Great Singers Who Have Influenced
Composers
The theatre going public is well
acquainted with the modern practice of having a play tailored for some
celebrated dramatic star. As a matter of fact the practice is as old as masks
and wigs. Even in the earliest dramas the writers did not think it beneath
themselves to take into account the peculiar talents of some of the performers
at their disposal. Moliere made his dramatic clothing to fit himself, and who
ever wrote the Shakespeare plays certainly had the histrionic measure of one
Richard Burbage, actor, manager and painter who was so great in his day that he
frequently felt warranted in stepping out of his roles and addressing the
audience as Richard himself.
Few, however, have any idea how
singers have inspired the composers of operas. When Handel was waging his famous
opera war in London the potency of the singer was very clearly shown. Many of
Handel's roles were quite obviously written for Senesino and Carestini, male
sopranos who were very popular at that time. Handel fared finely in his ventrues
until the coming of the famous male soprano, Farinelli, whose art cured Philip V
of Spain of melancholy and thereby won the singer an annual income of 50,000
francs. Farinelli was so exceptionally popular that, despite the fact that the
operas of Handel were admittedly better than those of his rivals, Handel lost
miserably.
Wagner was too "masterful"
a composer to be seriously affected by either the talents or the limitations of
a singer. While he was not altogether oblivious to them his scores were the
despair of singers unaccustomed to his methods. However, few other composers
have been able to write without having some successful interpreter in mind.

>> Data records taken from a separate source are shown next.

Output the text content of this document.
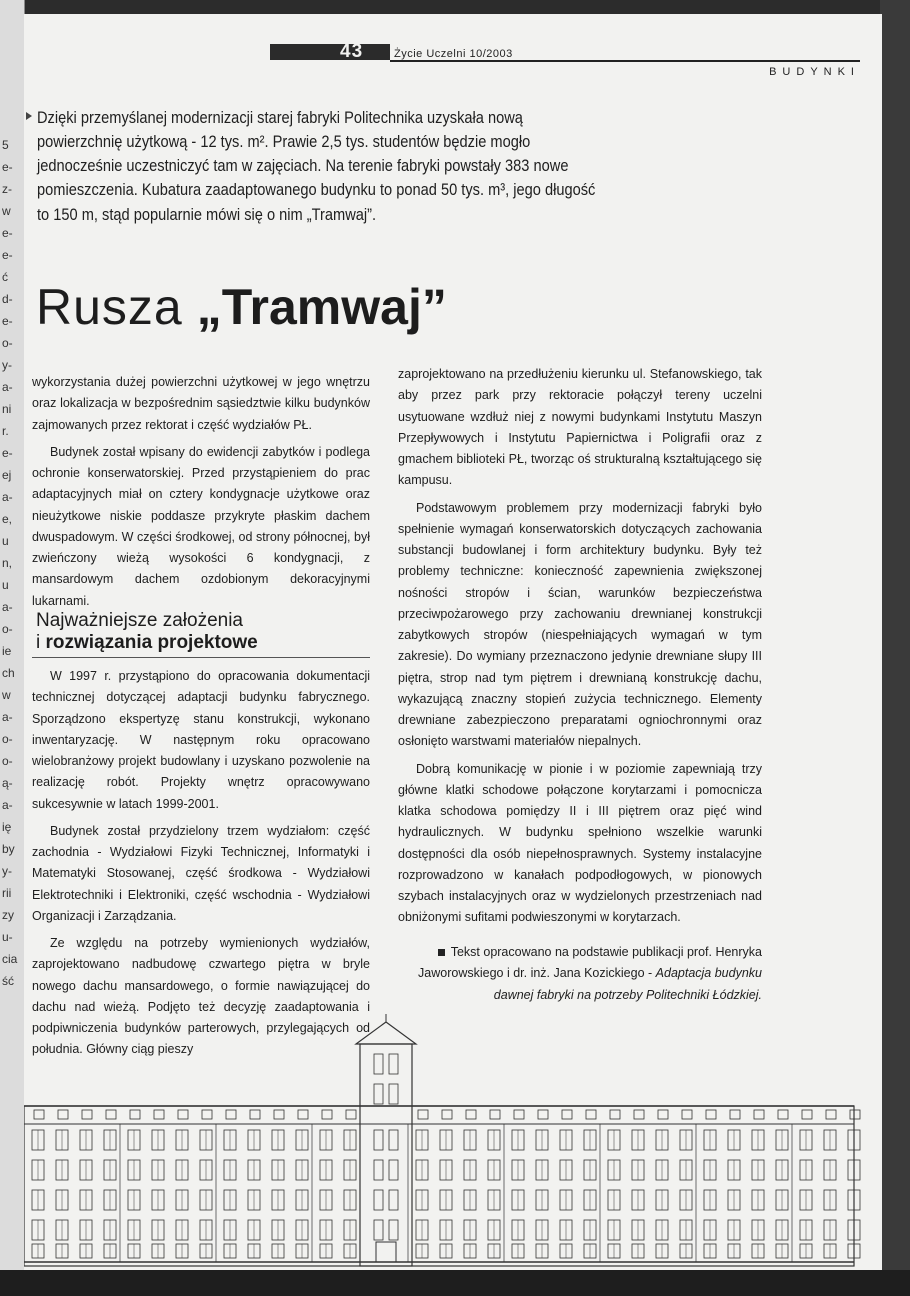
5
e-
z-
w
e-
e-
ć
d-
e-
o-
y-
a-
ni
r.
e-
ej
a-
e,
u
n,
u
a-
o-
ie
ch
w
a-
o-
o-
ą-
a-
ię
by
y-
rii
zy
u-
cia
ść
43	Życie Uczelni 10/2003
BUDYNKI
Dzięki przemyślanej modernizacji starej fabryki Politechnika uzyskała nową powierzchnię użytkową - 12 tys. m². Prawie 2,5 tys. studentów będzie mogło jednocześnie uczestniczyć tam w zajęciach. Na terenie fabryki powstały 383 nowe pomieszczenia. Kubatura zaadaptowanego budynku to ponad 50 tys. m³, jego długość to 150 m, stąd popularnie mówi się o nim „Tramwaj”.
Rusza „Tramwaj”

wykorzystania dużej powierzchni użytkowej w jego wnętrzu oraz lokalizacja w bezpośrednim sąsiedztwie kilku budynków zajmowanych przez rektorat i część wydziałów PŁ.

Budynek został wpisany do ewidencji zabytków i podlega ochronie konserwatorskiej. Przed przystąpieniem do prac adaptacyjnych miał on cztery kondygnacje użytkowe oraz nieużytkowe niskie poddasze przykryte płaskim dachem dwuspadowym. W części środkowej, od strony północnej, był zwieńczony wieżą wysokości 6 kondygnacji, z mansardowym dachem ozdobionym dekoracyjnymi lukarnami.

Najważniejsze założenia
i rozwiązania projektowe

W 1997 r. przystąpiono do opracowania dokumentacji technicznej dotyczącej adaptacji budynku fabrycznego. Sporządzono ekspertyzę stanu konstrukcji, wykonano inwentaryzację. W następnym roku opracowano wielobranżowy projekt budowlany i uzyskano pozwolenie na realizację robót. Projekty wnętrz opracowywano sukcesywnie w latach 1999-2001.

Budynek został przydzielony trzem wydziałom: część zachodnia - Wydziałowi Fizyki Technicznej, Informatyki i Matematyki Stosowanej, część środkowa - Wydziałowi Elektrotechniki i Elektroniki, część wschodnia - Wydziałowi Organizacji i Zarządzania.

Ze względu na potrzeby wymienionych wydziałów, zaprojektowano nadbudowę czwartego piętra w bryle nowego dachu mansardowego, o formie nawiązującej do dachu nad wieżą. Podjęto też decyzję zaadaptowania i podpiwniczenia budynków parterowych, przylegających od południa. Główny ciąg pieszy

zaprojektowano na przedłużeniu kierunku ul. Stefanowskiego, tak aby przez park przy rektoracie połączył tereny uczelni usytuowane wzdłuż niej z nowymi budynkami Instytutu Maszyn Przepływowych i Instytutu Papiernictwa i Poligrafii oraz z gmachem biblioteki PŁ, tworząc oś strukturalną kształtującego się kampusu.

Podstawowym problemem przy modernizacji fabryki było spełnienie wymagań konserwatorskich dotyczących zachowania substancji budowlanej i form architektury budynku. Były też problemy techniczne: konieczność zapewnienia zwiększonej nośności stropów i ścian, warunków bezpieczeństwa przeciwpożarowego przy zachowaniu drewnianej konstrukcji zabytkowych stropów (niespełniających wymagań w tym zakresie). Do wymiany przeznaczono jedynie drewniane słupy III piętra, strop nad tym piętrem i drewnianą konstrukcję dachu, wykazującą znaczny stopień zużycia technicznego. Elementy drewniane zabezpieczono preparatami ogniochronnymi oraz osłonięto warstwami materiałów niepalnych.

Dobrą komunikację w pionie i w poziomie zapewniają trzy główne klatki schodowe połączone korytarzami i pomocnicza klatka schodowa pomiędzy II i III piętrem oraz pięć wind hydraulicznych. W budynku spełniono wszelkie warunki dostępności dla osób niepełnosprawnych. Systemy instalacyjne rozprowadzono w kanałach podpodłogowych, w pionowych szybach instalacyjnych oraz w wydzielonych przestrzeniach nad obniżonymi sufitami podwieszonymi w korytarzach.

Tekst opracowano na podstawie publikacji prof. Henryka Jaworowskiego i dr. inż. Jana Kozickiego - Adaptacja budynku dawnej fabryki na potrzeby Politechniki Łódzkiej.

Verdi certainly was influenced by the great art of Tamagno when he wrote
Othello, and it is said that he frequently considered the talents of singers
before the public in making other parts.
Massenet, however, openly declared
many of his roles written for his favorite singers. Calve is said to have
inspired him to write La Navarraise and Sapho, while Thais and Esclarmonde are
supposed to have been written to fit the talents of the lovely Californian
singer of the past generation, Sibyl Sanderson. Just how much the singers of the
present day are affecting the opera composers is difficult to estimate.
Certainly no singer can claim a special composer devoting the better part of his
attention to her peculiar talents as for instance Sir James Barrie has
apparently attended to the needs of our inimitable Maude Adams.